Stern was educated at Kent College and read English literature at Bristol University where she graduated in 1963. She was awarded an MLitt in 1964 and a Certificate in Education in 1965. Between 1967 and 1969 she taught General Studies at Birmingham College of Food and Domestic Arts.

In 1970 she became a lecturer in education, and in 1977 became the director of NACRO, a post she held until 1996. She was a visiting fellow of Nuffield College, Oxford, from 1984 to 1991, and was Secretary General of Penal Reform International from 1989 until 2006. In 1997 she was appointed a senior research fellow of London University, based at the International Centre for Prison Studies in King's College London.

She was appointed a Commander of the Order of the British Empire (CBE) in the 1992 New Year Honours and was created a Life Peer as Baroness Stern, of Vauxhall in the London Borough of Lambeth on 13 July 1999. She has been a member of several parliamentary committees and is currently a member of the Parliamentary Joint Committee on Statutory Instruments.

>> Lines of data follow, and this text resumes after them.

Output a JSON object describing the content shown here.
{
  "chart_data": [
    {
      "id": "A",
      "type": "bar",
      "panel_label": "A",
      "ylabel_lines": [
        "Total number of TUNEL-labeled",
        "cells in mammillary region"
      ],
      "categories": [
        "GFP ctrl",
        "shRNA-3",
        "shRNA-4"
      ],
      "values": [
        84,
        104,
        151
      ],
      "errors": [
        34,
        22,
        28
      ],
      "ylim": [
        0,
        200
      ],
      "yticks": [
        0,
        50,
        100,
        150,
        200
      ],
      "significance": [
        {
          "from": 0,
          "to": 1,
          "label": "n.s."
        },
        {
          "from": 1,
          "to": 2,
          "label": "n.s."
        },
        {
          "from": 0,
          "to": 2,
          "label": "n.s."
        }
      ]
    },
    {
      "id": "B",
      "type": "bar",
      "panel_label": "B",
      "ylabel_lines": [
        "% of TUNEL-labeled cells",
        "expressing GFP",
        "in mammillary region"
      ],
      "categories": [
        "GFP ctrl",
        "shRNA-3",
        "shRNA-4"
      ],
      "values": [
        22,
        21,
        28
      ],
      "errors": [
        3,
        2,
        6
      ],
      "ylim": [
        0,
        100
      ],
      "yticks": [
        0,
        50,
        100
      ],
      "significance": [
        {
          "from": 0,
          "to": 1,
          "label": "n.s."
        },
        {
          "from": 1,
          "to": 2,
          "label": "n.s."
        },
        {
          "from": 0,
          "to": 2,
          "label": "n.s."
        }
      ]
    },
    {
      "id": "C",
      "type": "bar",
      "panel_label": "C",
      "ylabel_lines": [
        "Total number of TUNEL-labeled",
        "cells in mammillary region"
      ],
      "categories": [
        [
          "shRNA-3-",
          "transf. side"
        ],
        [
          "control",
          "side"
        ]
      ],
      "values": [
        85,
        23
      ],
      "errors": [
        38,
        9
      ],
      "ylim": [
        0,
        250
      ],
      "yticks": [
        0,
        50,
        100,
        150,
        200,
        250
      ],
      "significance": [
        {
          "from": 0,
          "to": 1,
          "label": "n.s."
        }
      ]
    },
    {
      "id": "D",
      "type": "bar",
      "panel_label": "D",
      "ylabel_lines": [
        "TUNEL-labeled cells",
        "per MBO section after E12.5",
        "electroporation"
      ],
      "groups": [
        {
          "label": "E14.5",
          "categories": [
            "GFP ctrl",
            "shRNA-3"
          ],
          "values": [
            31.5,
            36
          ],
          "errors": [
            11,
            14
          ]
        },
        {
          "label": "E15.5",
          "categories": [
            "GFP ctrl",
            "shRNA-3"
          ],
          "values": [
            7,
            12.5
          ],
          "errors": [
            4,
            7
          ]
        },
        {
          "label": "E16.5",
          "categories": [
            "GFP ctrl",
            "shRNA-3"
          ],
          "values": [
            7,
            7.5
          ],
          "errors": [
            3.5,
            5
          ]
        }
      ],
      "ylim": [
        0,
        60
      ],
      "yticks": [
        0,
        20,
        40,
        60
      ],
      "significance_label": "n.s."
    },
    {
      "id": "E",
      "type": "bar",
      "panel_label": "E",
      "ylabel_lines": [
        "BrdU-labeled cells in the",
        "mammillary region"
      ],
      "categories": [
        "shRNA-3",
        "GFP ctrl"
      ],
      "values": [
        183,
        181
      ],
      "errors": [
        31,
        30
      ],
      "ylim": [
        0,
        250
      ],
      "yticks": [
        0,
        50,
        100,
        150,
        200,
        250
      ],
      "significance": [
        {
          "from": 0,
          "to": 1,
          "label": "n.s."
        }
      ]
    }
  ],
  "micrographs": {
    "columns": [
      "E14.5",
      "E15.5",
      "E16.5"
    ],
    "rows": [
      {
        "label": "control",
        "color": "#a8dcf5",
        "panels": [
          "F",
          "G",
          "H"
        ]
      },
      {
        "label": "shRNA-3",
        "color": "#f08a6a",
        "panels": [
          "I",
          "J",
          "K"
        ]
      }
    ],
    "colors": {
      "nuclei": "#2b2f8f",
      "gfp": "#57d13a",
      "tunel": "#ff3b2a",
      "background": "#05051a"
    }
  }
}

She lists her political interests as criminal justice, foreign affairs, human rights, international development, penal reform, and prisons, and has written several books, including Creating Criminals: prisons and people in a market society; Bricks of Shame: Britain's prisons; Failures in Penal Policy; Imprisoned by Our Prisons: a programme for reform (Fabian Series); The Prisons We Deserve and A Sin Against the Future: imprisonment in the world.

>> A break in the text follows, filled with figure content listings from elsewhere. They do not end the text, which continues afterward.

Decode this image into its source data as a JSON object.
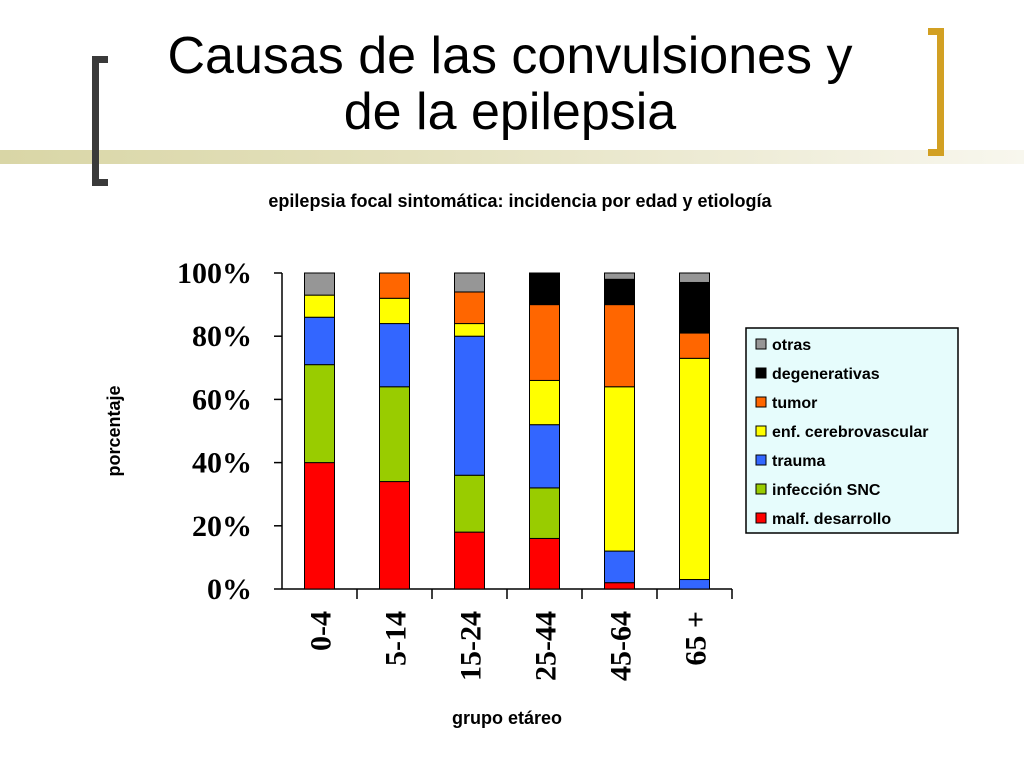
{
  "slide": {
    "title_line1": "Causas de las convulsiones y",
    "title_line2": "de la epilepsia"
  },
  "colors": {
    "left_bracket": "#3a3a3a",
    "right_bracket": "#d2a023",
    "legend_background": "#e6fcfc"
  },
  "chart_data": {
    "type": "bar",
    "stacked": true,
    "title": "epilepsia focal sintomática: incidencia por edad y etiología",
    "xlabel": "grupo etáreo",
    "ylabel": "porcentaje",
    "ylim": [
      0,
      100
    ],
    "yticks": [
      "0%",
      "20%",
      "40%",
      "60%",
      "80%",
      "100%"
    ],
    "categories": [
      "0-4",
      "5-14",
      "15-24",
      "25-44",
      "45-64",
      "65 +"
    ],
    "legend_position": "right",
    "series": [
      {
        "name": "malf. desarrollo",
        "color": "#ff0000",
        "values": [
          40,
          34,
          18,
          16,
          2,
          0
        ]
      },
      {
        "name": "infección SNC",
        "color": "#99cc00",
        "values": [
          31,
          30,
          18,
          16,
          0,
          0
        ]
      },
      {
        "name": "trauma",
        "color": "#3366ff",
        "values": [
          15,
          20,
          44,
          20,
          10,
          3
        ]
      },
      {
        "name": "enf. cerebrovascular",
        "color": "#ffff00",
        "values": [
          7,
          8,
          4,
          14,
          52,
          70
        ]
      },
      {
        "name": "tumor",
        "color": "#ff6600",
        "values": [
          0,
          8,
          10,
          24,
          26,
          8
        ]
      },
      {
        "name": "degenerativas",
        "color": "#000000",
        "values": [
          0,
          0,
          0,
          10,
          8,
          16
        ]
      },
      {
        "name": "otras",
        "color": "#969696",
        "values": [
          7,
          0,
          6,
          0,
          2,
          3
        ]
      }
    ]
  }
}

Baroness Stern is a patron of several charities including the Venture Trust, the Prisoners' Education Trust, and Clean Break.

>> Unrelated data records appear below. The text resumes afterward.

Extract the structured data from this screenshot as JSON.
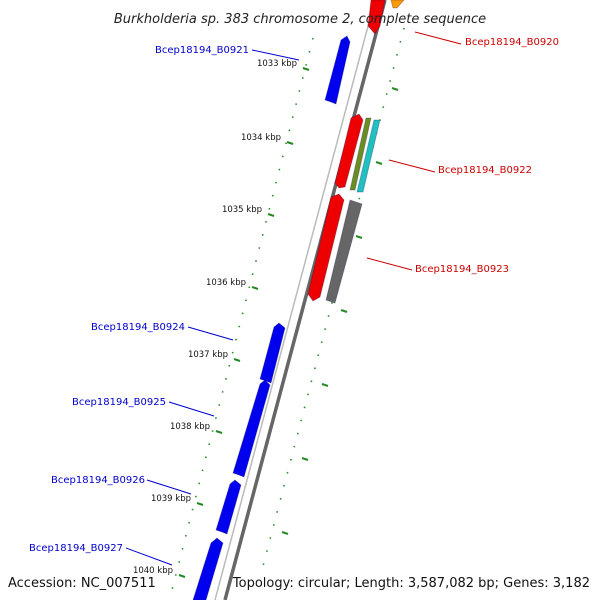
{
  "map": {
    "title": "Burkholderia sp. 383 chromosome 2, complete sequence",
    "accession": "Accession: NC_007511",
    "summary": "Topology: circular; Length: 3,587,082 bp; Genes: 3,182"
  },
  "colors": {
    "forward_label": "#0000cc",
    "reverse_label": "#cc0000",
    "forward_gene": "#0000ee",
    "reverse_gene": "#ee0000",
    "backbone": "#888888",
    "ticks": "#228822",
    "gc_skew_olive": "#6b8e23",
    "gc_skew_cyan": "#20c0c0",
    "pseudo_gene": "#666666",
    "orange_gene": "#ff9900"
  },
  "scale": {
    "ticks": [
      "1033 kbp",
      "1034 kbp",
      "1035 kbp",
      "1036 kbp",
      "1037 kbp",
      "1038 kbp",
      "1039 kbp",
      "1040 kbp"
    ]
  },
  "genes": {
    "forward": [
      {
        "locus": "Bcep18194_B0921",
        "start_kbp": 1032.7,
        "end_kbp": 1033.6
      },
      {
        "locus": "Bcep18194_B0924",
        "start_kbp": 1036.5,
        "end_kbp": 1037.3
      },
      {
        "locus": "Bcep18194_B0925",
        "start_kbp": 1037.3,
        "end_kbp": 1038.6
      },
      {
        "locus": "Bcep18194_B0926",
        "start_kbp": 1038.7,
        "end_kbp": 1039.4
      },
      {
        "locus": "Bcep18194_B0927",
        "start_kbp": 1039.6,
        "end_kbp": 1040.6
      }
    ],
    "reverse": [
      {
        "locus": "Bcep18194_B0920",
        "start_kbp": 1032.4,
        "end_kbp": 1032.6
      },
      {
        "locus": "Bcep18194_B0922",
        "start_kbp": 1033.7,
        "end_kbp": 1034.7
      },
      {
        "locus": "Bcep18194_B0923",
        "start_kbp": 1034.8,
        "end_kbp": 1036.2
      }
    ]
  }
}
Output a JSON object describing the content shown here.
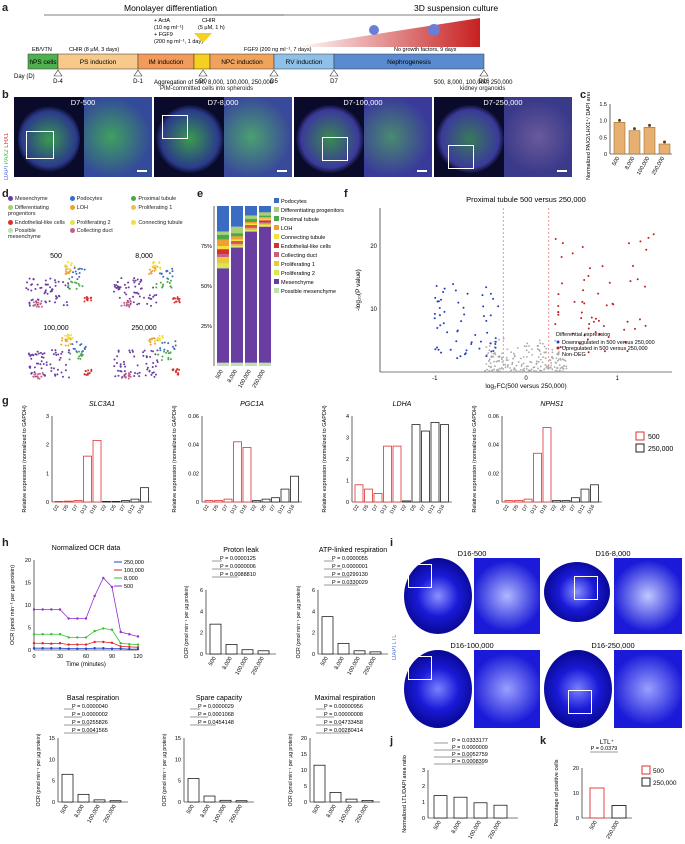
{
  "panels": {
    "a": "a",
    "b": "b",
    "c": "c",
    "d": "d",
    "e": "e",
    "f": "f",
    "g": "g",
    "h": "h",
    "i": "i",
    "j": "j",
    "k": "k"
  },
  "timeline": {
    "phase1": "Monolayer differentiation",
    "phase2": "3D suspension culture",
    "actA": "+ ActA",
    "actA_conc": "(10 ng ml⁻¹)",
    "fgf9": "+ FGF9",
    "fgf9_conc": "(200 ng ml⁻¹, 1 day)",
    "chir_top": "CHIR",
    "chir_top_conc": "(5 μM, 1 h)",
    "eb": "EB/VTN",
    "chir_label": "CHIR (8 μM, 3 days)",
    "fgf9_7": "FGF9 (200 ng ml⁻¹, 7 days)",
    "nogf": "No growth factors, 9 days",
    "stages": [
      "hPS cells",
      "PS induction",
      "IM induction",
      "NPC induction",
      "RV induction",
      "Nephrogenesis"
    ],
    "day": "Day (D)",
    "ticks": [
      "D-4",
      "D-1",
      "D0",
      "D5",
      "D7",
      "D16"
    ],
    "agg1": "Aggregation of 500, 8,000, 100,000, 250,000",
    "agg2": "PIM-committed cells into spheroids",
    "end1": "500, 8,000, 100,000, 250,000",
    "end2": "kidney organoids"
  },
  "b": {
    "stain": [
      "DAPI",
      "PAX2",
      "LHX1"
    ],
    "labels": [
      "D7-500",
      "D7-8,000",
      "D7-100,000",
      "D7-250,000"
    ]
  },
  "c": {
    "ylabel": "Normalized PAX2/LHX1⁺/ DAPI area ratio",
    "cats": [
      "500",
      "8,000",
      "100,000",
      "250,000"
    ],
    "values": [
      0.95,
      0.7,
      0.8,
      0.3
    ],
    "yticks": [
      "0",
      "0.5",
      "1.0",
      "1.5"
    ]
  },
  "d": {
    "legend": [
      "Mesenchyme",
      "Podocytes",
      "Proximal tubule",
      "Differentiating progenitors",
      "LOH",
      "Proliferating 1",
      "Endothelial-like cells",
      "Proliferating 2",
      "Connecting tubule",
      "Possible mesenchyme",
      "Collecting duct"
    ],
    "colors": [
      "#6a3da0",
      "#3b6cc4",
      "#4aa84a",
      "#a8d070",
      "#f0a030",
      "#e8c840",
      "#d83030",
      "#d8e850",
      "#f0e040",
      "#bfe0b0",
      "#c86080"
    ],
    "labels": [
      "500",
      "8,000",
      "100,000",
      "250,000"
    ]
  },
  "e": {
    "legend": [
      "Podocytes",
      "Differentiating progenitors",
      "Proximal tubule",
      "LOH",
      "Connecting tubule",
      "Endothelial-like cells",
      "Collecting duct",
      "Proliferating 1",
      "Proliferating 2",
      "Mesenchyme",
      "Possible mesenchyme"
    ],
    "yticks": [
      "25%",
      "50%",
      "75%"
    ],
    "cats": [
      "500",
      "8,000",
      "100,000",
      "250,000"
    ]
  },
  "f": {
    "title": "Proximal tubule 500  versus 250,000",
    "ylabel": "-log₁₀(P value)",
    "xlabel": "log₂FC(500 versus 250,000)",
    "xticks": [
      "-1",
      "0",
      "1"
    ],
    "yticks": [
      "10",
      "20"
    ],
    "legend_title": "Differential expression",
    "legend": [
      "Downregulated in 500 versus 250,000",
      "Upregulated in 500 versus 250,000",
      "Non-DEG"
    ]
  },
  "g": {
    "genes": [
      "SLC3A1",
      "PGC1A",
      "LDHA",
      "NPHS1"
    ],
    "ylabel": "Relative expression (normalized to GAPDH)",
    "days": [
      "D2",
      "D5",
      "D7",
      "D12",
      "D16"
    ],
    "legend": [
      "500",
      "250,000"
    ],
    "c500": "#e03030",
    "c250": "#202020",
    "yticks": [
      [
        "0",
        "1",
        "2",
        "3"
      ],
      [
        "0",
        "0.02",
        "0.04",
        "0.06"
      ],
      [
        "0",
        "1",
        "2",
        "3",
        "4"
      ],
      [
        "0",
        "0.02",
        "0.04",
        "0.06"
      ]
    ],
    "vals500": [
      [
        0.02,
        0.03,
        0.05,
        1.6,
        2.15
      ],
      [
        0.001,
        0.001,
        0.002,
        0.042,
        0.038
      ],
      [
        0.8,
        0.6,
        0.4,
        2.6,
        2.6
      ],
      [
        0.001,
        0.001,
        0.002,
        0.034,
        0.052
      ]
    ],
    "vals250": [
      [
        0.02,
        0.02,
        0.05,
        0.1,
        0.5
      ],
      [
        0.001,
        0.002,
        0.003,
        0.009,
        0.018
      ],
      [
        0.05,
        3.6,
        3.3,
        3.7,
        3.6
      ],
      [
        0.001,
        0.001,
        0.003,
        0.009,
        0.012
      ]
    ]
  },
  "h": {
    "ocr_title": "Normalized OCR data",
    "ocr_ylabel": "OCR (pmol min⁻¹ per μg protein)",
    "xlabel": "Time (minutes)",
    "xticks": [
      "0",
      "30",
      "60",
      "90",
      "120"
    ],
    "yticks": [
      "0",
      "5",
      "10",
      "15",
      "20"
    ],
    "series": [
      "250,000",
      "100,000",
      "8,000",
      "500"
    ],
    "series_colors": [
      "#2040d0",
      "#e02020",
      "#30c030",
      "#9030d0"
    ],
    "bars": [
      {
        "title": "Proton leak",
        "p": [
          "P = 0.0000125",
          "P = 0.0000006",
          "P = 0.0088810"
        ],
        "vals": [
          2.8,
          0.9,
          0.4,
          0.3
        ],
        "yticks": [
          "0",
          "2",
          "4",
          "6"
        ]
      },
      {
        "title": "ATP-linked respiration",
        "p": [
          "P = 0.0000055",
          "P = 0.0000001",
          "P = 0.0299130",
          "P = 0.0330029"
        ],
        "vals": [
          3.5,
          1.0,
          0.3,
          0.2
        ],
        "yticks": [
          "0",
          "2",
          "4",
          "6"
        ]
      },
      {
        "title": "Basal respiration",
        "p": [
          "P = 0.0000040",
          "P = 0.0000002",
          "P = 0.0255826",
          "P = 0.0041565"
        ],
        "vals": [
          6.5,
          1.8,
          0.5,
          0.3
        ],
        "yticks": [
          "0",
          "5",
          "10",
          "15"
        ]
      },
      {
        "title": "Spare capacity",
        "p": [
          "P = 0.0000029",
          "P = 0.0001068",
          "P = 0.0454148"
        ],
        "vals": [
          5.5,
          1.4,
          0.4,
          0.3
        ],
        "yticks": [
          "0",
          "5",
          "10",
          "15"
        ]
      },
      {
        "title": "Maximal respiration",
        "p": [
          "P = 0.00000956",
          "P = 0.00000008",
          "P = 0.04733458",
          "P = 0.00280414"
        ],
        "vals": [
          11.5,
          3.0,
          0.9,
          0.5
        ],
        "yticks": [
          "0",
          "5",
          "10",
          "15",
          "20"
        ]
      }
    ],
    "cats": [
      "500",
      "8,000",
      "100,000",
      "250,000"
    ]
  },
  "i": {
    "stain": [
      "DAPI",
      "LTL"
    ],
    "labels": [
      "D16-500",
      "D16-8,000",
      "D16-100,000",
      "D16-250,000"
    ]
  },
  "j": {
    "ylabel": "Normalized LTL/DAPI area ratio",
    "p": [
      "P = 0.0333177",
      "P = 0.0000009",
      "P = 0.0052759",
      "P = 0.0008399"
    ],
    "vals": [
      1.4,
      1.3,
      0.95,
      0.8
    ],
    "cats": [
      "500",
      "8,000",
      "100,000",
      "250,000"
    ],
    "yticks": [
      "0",
      "1",
      "2",
      "3"
    ]
  },
  "k": {
    "title": "LTL⁺",
    "p": "P = 0.0379",
    "ylabel": "Percentage of positive cells",
    "vals": [
      12,
      5
    ],
    "cats": [
      "500",
      "250,000"
    ],
    "legend": [
      "500",
      "250,000"
    ],
    "yticks": [
      "0",
      "10",
      "20"
    ]
  }
}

She has honorary doctorates from the University of Kent, Bristol University, Oxford Brookes University, the University of Stirling, the University of Glasgow and the University of Edinburgh and is an Honorary Fellow of the London School of Economics. She is married to Professor Andrew Coyle.

In 2010, Baroness Stern carried out a review on how public authorities in England and Wales handled complaints of rape and sexual violence. In 2021, she took part in a panel held by the Home Affairs Committee to look at how findings in the review had led to changes in how cases are handled.